I'm having some difficulty getting the initialization right. If I use

Ar(n);

there is no problem but I end up getting a memory fragmentation because the allocator does not know the size of nested vector. I would like to avoid this if possible, because I don't know what impact it will have as the size of the data I'm trying to handle increases. I try to get around the fragmentation by fixing the length of the nested vectors in advance to get a compact representation, but I'm having trouble doing this. I use

Ar(n,vector<size_t>(m));

but this is super slow and a massive waste of memory, because most of the entries will not be used.

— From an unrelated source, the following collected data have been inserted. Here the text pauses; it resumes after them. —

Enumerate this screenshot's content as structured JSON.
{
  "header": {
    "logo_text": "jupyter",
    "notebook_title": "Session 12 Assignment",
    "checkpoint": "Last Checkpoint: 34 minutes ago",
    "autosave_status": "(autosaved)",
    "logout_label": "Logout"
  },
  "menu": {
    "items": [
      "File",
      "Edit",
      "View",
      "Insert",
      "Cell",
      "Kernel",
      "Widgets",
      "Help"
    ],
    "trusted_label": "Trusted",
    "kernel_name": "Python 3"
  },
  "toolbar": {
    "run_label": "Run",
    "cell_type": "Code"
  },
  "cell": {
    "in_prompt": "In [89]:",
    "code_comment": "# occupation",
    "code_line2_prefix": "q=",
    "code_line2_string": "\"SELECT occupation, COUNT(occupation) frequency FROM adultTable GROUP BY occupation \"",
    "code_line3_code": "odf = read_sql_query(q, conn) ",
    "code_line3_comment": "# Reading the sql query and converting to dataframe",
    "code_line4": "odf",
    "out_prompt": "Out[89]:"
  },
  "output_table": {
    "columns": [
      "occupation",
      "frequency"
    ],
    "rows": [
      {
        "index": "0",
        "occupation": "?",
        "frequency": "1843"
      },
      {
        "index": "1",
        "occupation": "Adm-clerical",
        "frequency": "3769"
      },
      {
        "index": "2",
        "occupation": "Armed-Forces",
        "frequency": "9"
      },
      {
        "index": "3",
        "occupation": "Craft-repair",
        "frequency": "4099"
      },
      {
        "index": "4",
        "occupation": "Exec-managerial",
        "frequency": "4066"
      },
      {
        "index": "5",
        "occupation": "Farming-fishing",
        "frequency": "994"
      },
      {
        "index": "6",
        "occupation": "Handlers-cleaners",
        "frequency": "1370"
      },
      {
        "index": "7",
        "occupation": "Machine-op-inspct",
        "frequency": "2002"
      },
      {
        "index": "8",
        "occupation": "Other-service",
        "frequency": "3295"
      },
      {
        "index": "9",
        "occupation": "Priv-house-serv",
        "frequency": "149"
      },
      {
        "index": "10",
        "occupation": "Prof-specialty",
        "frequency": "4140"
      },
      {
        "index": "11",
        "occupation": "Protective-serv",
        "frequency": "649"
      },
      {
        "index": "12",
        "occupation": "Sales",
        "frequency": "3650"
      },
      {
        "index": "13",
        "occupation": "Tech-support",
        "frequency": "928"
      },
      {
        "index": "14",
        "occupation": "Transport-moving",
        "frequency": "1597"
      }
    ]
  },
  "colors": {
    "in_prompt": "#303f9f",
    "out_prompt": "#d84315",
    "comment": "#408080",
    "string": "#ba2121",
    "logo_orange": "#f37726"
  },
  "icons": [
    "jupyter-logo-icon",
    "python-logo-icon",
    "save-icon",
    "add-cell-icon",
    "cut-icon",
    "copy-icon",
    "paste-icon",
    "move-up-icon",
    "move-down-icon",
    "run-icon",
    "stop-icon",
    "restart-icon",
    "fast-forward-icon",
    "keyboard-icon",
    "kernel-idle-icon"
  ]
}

I have successfully implemented this with a

vector<list<size_t> > Ar(n);

without suffering fragmentation, but it runs much slower than using a nested vector. A fixed representation such as a Boost::multi_array would take up too much space, for the same reason as the second initialization above, and it will be more difficult to implement because I would need to keep track of where the useful entries stop.

Any suggestions? Thanks in advance.

Plamen
  • 650
  • 1
  • 8
  • 27
  • 1
    Why is the "memory fragmentation" of your original design a problem? Have you measured it and determined that it's really a bottleneck? – Kerrek SB Jul 07 '13 at 11:58
  • I have measured the virtual memory usage. Is it wrong to do this? Is there another tool I ought to use? – Plamen Jul 07 '13 at 12:16
  • I just don't see anything particularly wrong with your initial approach. If you have a collection of differently-sized collections, then a vector of vectors seems sensible. If you're shrinking containers and are worried about the memory, you can use the swap trick, but otherwise you already get good memory locality within each inner container... – Kerrek SB Jul 07 '13 at 14:08

2 Answers2

1

You don't know if memory fragmentation is a problem until you've profiled your code with a typical use case. Unless m is very small in front of n, I think it won't be a bottleneck at all, since you still have mostly sequential memory accesses.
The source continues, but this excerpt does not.